The Return of the Oppressed: A Systems Psychodynamic Approach to Organization Studies
回顾了系统心理动力学在组织研究中的历史与现状,探讨其如何解释组织中的非理性现象,并分析该学派被边缘化的原因及其潜在价值。
This article reviews the history, foundations, development, and position of systems psychodynamic scholarship in organization studies. Systems psychodynamic scholarship focuses on the interaction between collective structures, norms, and practices in social systems and the cognitions, motivations, and emotions of members of those systems. It is most useful to investigate the unconscious forces that underpin the persistence of dysfunctional organizational features and the appeal of irrational leaders.

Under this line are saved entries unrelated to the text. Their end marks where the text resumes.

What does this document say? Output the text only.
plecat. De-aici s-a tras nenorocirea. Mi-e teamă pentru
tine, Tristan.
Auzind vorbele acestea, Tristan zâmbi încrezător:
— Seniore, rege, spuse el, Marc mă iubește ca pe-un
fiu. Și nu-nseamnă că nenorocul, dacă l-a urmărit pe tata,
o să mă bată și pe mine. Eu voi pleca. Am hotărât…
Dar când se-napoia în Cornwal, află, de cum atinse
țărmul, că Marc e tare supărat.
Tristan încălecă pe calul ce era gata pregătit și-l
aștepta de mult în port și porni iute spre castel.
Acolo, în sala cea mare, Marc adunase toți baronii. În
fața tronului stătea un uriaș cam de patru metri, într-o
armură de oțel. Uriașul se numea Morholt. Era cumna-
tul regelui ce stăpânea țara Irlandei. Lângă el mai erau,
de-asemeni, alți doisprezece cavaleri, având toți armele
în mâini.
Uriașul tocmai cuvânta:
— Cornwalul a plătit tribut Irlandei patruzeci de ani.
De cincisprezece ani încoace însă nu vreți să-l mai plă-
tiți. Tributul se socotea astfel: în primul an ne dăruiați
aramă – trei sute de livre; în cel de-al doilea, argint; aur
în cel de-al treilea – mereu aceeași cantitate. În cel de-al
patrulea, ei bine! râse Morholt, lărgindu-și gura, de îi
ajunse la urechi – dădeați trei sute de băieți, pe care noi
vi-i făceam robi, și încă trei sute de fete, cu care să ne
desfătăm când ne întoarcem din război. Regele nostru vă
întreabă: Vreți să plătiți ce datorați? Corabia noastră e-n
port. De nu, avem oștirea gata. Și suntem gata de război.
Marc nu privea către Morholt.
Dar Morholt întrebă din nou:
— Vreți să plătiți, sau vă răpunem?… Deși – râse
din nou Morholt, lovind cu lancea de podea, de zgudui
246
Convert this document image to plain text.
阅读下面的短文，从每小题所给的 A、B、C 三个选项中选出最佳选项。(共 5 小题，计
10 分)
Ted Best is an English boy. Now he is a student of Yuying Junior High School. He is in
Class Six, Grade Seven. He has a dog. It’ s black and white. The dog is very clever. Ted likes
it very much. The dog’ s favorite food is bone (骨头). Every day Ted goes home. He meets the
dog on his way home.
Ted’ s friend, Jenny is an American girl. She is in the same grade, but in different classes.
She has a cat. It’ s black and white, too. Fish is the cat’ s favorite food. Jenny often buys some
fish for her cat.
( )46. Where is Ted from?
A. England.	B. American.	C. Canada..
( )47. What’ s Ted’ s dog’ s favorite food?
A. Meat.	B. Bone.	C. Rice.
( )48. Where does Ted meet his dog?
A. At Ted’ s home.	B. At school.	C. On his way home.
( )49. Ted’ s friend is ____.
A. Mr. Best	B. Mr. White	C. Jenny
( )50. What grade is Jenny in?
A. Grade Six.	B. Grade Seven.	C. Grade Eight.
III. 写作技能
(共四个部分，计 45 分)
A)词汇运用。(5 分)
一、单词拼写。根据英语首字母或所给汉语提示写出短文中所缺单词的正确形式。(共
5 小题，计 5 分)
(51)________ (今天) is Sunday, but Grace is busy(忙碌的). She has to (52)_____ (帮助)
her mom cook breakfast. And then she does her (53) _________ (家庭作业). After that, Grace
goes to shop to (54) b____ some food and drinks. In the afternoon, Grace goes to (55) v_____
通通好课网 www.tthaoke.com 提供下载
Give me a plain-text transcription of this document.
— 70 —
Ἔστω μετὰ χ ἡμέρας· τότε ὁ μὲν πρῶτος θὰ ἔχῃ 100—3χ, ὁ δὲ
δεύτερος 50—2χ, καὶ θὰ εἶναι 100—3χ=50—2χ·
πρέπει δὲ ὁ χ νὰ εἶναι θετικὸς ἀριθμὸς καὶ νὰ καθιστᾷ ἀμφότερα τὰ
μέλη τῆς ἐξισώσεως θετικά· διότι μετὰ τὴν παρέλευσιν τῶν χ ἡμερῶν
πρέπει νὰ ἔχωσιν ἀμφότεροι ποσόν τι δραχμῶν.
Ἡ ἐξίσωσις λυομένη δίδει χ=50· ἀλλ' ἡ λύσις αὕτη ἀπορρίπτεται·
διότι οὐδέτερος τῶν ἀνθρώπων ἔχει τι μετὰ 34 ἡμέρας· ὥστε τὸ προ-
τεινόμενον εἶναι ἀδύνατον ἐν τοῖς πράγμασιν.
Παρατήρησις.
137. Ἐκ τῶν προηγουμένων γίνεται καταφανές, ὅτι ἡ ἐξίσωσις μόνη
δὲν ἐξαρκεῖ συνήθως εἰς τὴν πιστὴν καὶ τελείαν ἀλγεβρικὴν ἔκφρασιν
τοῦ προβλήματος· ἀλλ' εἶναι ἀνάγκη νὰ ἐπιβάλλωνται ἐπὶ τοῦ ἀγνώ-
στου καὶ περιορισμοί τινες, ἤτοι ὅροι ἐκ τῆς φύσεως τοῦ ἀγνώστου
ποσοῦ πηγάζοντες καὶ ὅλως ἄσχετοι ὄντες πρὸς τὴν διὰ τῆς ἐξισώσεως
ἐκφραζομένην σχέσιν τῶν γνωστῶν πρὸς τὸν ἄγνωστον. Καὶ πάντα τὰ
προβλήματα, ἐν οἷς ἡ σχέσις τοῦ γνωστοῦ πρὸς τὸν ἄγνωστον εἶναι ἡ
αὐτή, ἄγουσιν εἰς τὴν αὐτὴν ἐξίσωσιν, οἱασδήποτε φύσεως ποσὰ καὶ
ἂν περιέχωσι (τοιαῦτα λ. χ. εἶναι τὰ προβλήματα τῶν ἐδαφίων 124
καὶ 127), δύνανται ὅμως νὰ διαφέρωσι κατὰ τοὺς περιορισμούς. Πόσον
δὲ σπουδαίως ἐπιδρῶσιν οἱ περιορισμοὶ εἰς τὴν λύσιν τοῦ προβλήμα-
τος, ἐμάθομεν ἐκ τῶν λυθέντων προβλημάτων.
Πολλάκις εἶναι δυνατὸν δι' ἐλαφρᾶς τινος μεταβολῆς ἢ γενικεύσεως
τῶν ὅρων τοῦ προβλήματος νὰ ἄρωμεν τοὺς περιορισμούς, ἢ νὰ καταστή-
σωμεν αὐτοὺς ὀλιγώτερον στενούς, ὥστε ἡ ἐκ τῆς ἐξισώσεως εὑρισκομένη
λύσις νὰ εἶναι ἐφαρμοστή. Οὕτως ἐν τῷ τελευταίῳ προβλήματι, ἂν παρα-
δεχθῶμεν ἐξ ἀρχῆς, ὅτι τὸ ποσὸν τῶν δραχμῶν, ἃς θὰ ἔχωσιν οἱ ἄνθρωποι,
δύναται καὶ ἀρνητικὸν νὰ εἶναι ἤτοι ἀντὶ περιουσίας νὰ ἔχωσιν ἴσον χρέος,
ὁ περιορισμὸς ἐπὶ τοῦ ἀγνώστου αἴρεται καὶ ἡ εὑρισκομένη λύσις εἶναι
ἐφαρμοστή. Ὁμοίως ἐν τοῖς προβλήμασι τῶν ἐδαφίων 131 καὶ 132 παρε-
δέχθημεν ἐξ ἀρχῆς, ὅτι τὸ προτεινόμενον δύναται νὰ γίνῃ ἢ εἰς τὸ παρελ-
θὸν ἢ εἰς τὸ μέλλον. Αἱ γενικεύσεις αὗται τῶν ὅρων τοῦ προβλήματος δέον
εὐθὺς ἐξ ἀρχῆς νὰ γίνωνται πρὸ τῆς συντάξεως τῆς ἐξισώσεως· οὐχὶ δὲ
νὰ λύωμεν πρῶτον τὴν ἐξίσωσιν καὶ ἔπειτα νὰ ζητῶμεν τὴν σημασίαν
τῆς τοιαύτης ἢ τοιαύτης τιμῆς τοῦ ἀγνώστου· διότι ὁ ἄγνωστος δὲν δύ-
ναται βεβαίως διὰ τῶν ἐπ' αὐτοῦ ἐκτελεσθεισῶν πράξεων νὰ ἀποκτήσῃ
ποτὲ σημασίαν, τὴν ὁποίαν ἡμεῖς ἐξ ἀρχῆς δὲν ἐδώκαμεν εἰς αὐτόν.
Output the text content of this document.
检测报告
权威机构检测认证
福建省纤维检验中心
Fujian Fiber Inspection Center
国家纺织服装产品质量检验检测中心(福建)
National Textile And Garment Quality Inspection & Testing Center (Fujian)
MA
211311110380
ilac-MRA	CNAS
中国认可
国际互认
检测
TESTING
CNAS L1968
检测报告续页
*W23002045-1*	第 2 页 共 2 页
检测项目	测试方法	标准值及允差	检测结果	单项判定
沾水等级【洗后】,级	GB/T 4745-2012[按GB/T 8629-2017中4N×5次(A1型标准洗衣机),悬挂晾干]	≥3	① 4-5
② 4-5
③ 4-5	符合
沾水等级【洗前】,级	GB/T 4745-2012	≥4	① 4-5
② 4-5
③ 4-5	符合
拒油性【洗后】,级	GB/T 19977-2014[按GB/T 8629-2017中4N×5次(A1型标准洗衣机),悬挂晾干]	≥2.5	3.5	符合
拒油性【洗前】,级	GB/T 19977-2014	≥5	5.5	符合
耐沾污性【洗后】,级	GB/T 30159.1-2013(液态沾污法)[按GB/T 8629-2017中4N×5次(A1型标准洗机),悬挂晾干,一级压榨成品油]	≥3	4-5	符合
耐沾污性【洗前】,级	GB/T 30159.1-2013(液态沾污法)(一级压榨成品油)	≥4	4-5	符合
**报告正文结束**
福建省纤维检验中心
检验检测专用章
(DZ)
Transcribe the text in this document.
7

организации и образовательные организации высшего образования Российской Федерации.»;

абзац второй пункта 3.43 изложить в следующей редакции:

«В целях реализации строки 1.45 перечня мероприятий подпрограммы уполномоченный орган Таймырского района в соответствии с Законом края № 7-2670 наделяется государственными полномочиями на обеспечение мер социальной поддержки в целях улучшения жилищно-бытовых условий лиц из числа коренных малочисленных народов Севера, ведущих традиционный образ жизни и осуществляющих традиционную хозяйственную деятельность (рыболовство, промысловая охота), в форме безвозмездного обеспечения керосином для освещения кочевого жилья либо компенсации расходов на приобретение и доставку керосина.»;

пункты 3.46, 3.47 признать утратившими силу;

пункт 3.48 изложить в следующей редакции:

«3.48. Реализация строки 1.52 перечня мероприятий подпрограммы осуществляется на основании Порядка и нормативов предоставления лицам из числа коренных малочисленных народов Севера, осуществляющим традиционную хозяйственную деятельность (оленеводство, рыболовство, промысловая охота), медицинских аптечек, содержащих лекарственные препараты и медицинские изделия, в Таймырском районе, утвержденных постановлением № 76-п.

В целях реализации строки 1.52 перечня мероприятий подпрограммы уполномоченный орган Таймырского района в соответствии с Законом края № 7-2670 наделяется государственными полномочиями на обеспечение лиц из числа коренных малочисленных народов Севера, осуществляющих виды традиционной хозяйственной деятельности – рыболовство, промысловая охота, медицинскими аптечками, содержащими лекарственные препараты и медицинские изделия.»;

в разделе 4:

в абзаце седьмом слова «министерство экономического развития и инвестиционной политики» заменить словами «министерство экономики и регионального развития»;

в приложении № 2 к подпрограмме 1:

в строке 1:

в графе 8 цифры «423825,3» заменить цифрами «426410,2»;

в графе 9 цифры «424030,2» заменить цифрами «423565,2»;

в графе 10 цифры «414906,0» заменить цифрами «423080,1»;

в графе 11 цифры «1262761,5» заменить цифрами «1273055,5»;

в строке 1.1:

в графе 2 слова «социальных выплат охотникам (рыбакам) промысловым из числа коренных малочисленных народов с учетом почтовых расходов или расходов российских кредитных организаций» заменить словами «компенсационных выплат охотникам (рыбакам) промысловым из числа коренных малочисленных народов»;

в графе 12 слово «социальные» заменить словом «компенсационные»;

It is also well equipped to challenge arrangements that stifle individual and organizational development. The article documents the tension, in this body of work, between an “outside-in” perspective, focused on institutions’ influence on individuals, and an “inside-out” perspective, focused on leaders’ influence on institutions. It also interrogates the marginalization of systems psychodynamic scholarship, positing that its marginality is both a social defense for organization studies as a whole and a generative feature of the systems psychodynamics approach. Granting it a position of functional, rather than oppressed, marginality, the article concludes, will enrich research about the experience, management, and organization of contemporary work.